Chemistry doesn't operate on "chance". If it did, then imagine the odds of an ice cube forming. In just one cube there are innumerable atoms, all lined up in rows. In snow flakes, they even make pretty designs.
You want to tell me that this is by shear "accident"?
It is impossible to analyze chemistry by just looking at odds. And when creationists do this, science laughs and points.
You people should be embarrassed, but you don't have enough knowledge to know what it is you don't know.
Think of it like this, evolution believe that if you have a deck of 52 cards and two jokers, and then shuffle the deck thoroughly, and throw the entire deck up in the air as high as you can, that eventually all of the cards will land, in perfect order, and perfectly aligned.
Okay the thing is I am an "evolutionist" yet I do not believe the above. I know quite a few people who are "evolutionists" but I know they also would not believe the above. That is because it is not evolution. The above is card thing is random spontaneous generation, which is not the same as evolution at all.
A better analogy to evolution would to have a population of 10 card decks on a table. Each of them are randomly shuffled. Now lay them out. None of them will be in perfect order, but some will be closer than others. Select the two decks with the highest number of cards in the right place. These two decks will survive to reproduce the next generation. Discard the rest of the decks (they die out)
The two selected decks are the "parents" of the next generation. For each of them, build 5 "child" decks whose orders are identical to that deck (ie they are clones of the parents).
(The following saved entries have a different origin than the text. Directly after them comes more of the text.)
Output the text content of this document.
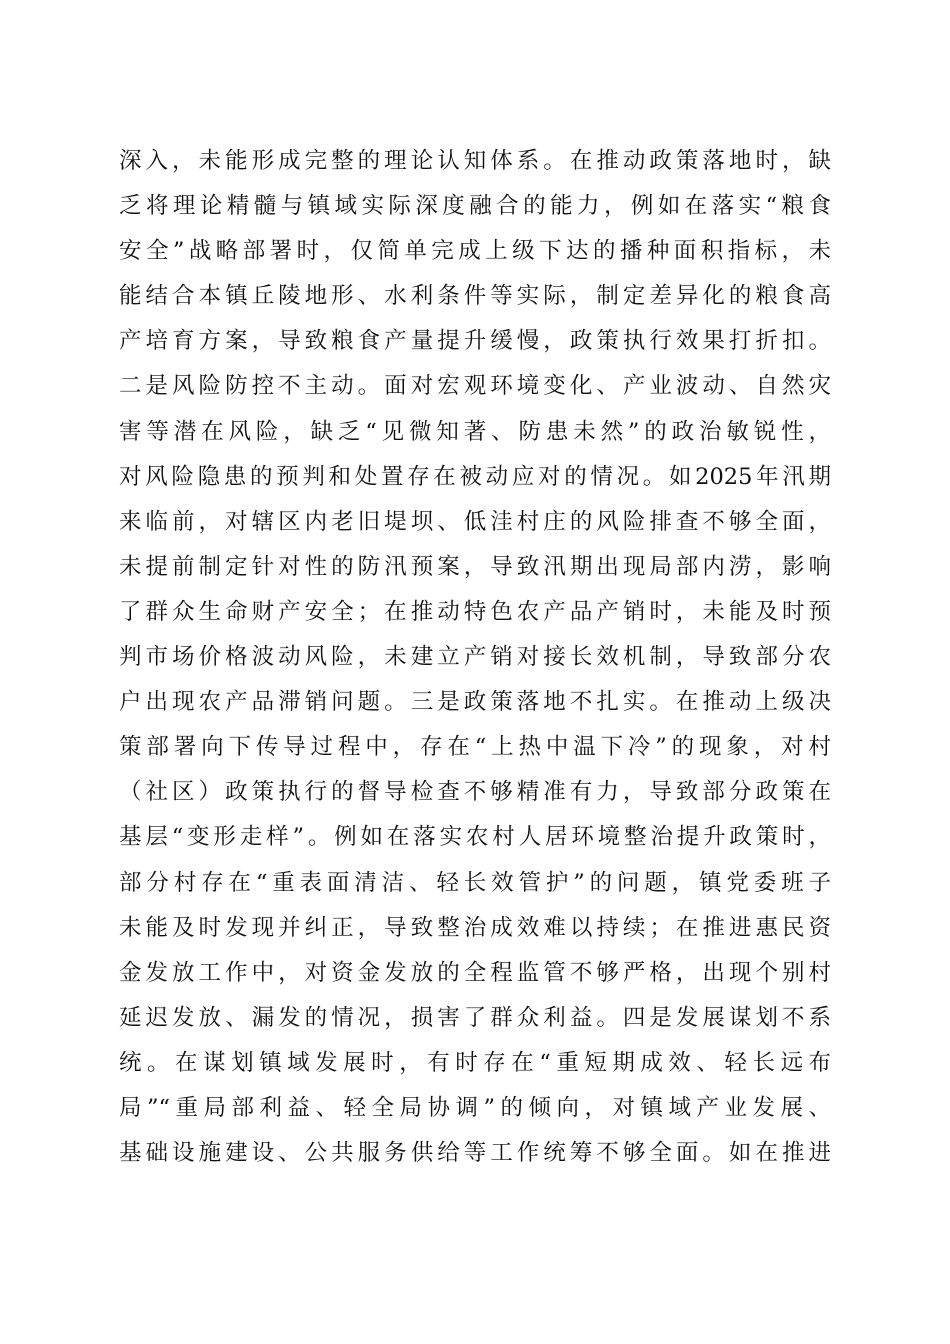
深入，未能形成完整的理论认知体系。在推动政策落地时，缺
乏将理论精髓与镇域实际深度融合的能力，例如在落实“粮食
安全”战略部署时，仅简单完成上级下达的播种面积指标，未
能结合本镇丘陵地形、水利条件等实际，制定差异化的粮食高
产培育方案，导致粮食产量提升缓慢，政策执行效果打折扣。
二是风险防控不主动。面对宏观环境变化、产业波动、自然灾
害等潜在风险，缺乏“见微知著、防患未然”的政治敏锐性，
对风险隐患的预判和处置存在被动应对的情况。如2025年汛期
来临前，对辖区内老旧堤坝、低洼村庄的风险排查不够全面，
未提前制定针对性的防汛预案，导致汛期出现局部内涝，影响
了群众生命财产安全；在推动特色农产品产销时，未能及时预
判市场价格波动风险，未建立产销对接长效机制，导致部分农
户出现农产品滞销问题。三是政策落地不扎实。在推动上级决
策部署向下传导过程中，存在“上热中温下冷”的现象，对村
（社区）政策执行的督导检查不够精准有力，导致部分政策在
基层“变形走样”。例如在落实农村人居环境整治提升政策时，
部分村存在“重表面清洁、轻长效管护”的问题，镇党委班子
未能及时发现并纠正，导致整治成效难以持续；在推进惠民资
金发放工作中，对资金发放的全程监管不够严格，出现个别村
延迟发放、漏发的情况，损害了群众利益。四是发展谋划不系
统。在谋划镇域发展时，有时存在“重短期成效、轻长远布
局”“重局部利益、轻全局协调”的倾向，对镇域产业发展、
基础设施建设、公共服务供给等工作统筹不够全面。如在推进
Now for the random mutation part. For each of the 10 child decks consider each card at a time. Roll two dice for each card. If you get snake eyes then take that card and insert it in a random place in the pack.
The result is the next generation that has been produced through selection and mutation. None of the new generation decks will be in perfect order, but they will be closer than the decks in the last generation.
Generate the next generation by selecting the two best decks as parents and repeat the process.
Eventually (and it might take 100s of generations), you will reach a deck in a perfect order. This is a closer analogy to evolution, and it doesn't require zillions of tries like spontaneous random guessing. It is a far more efficient and fast algorithm.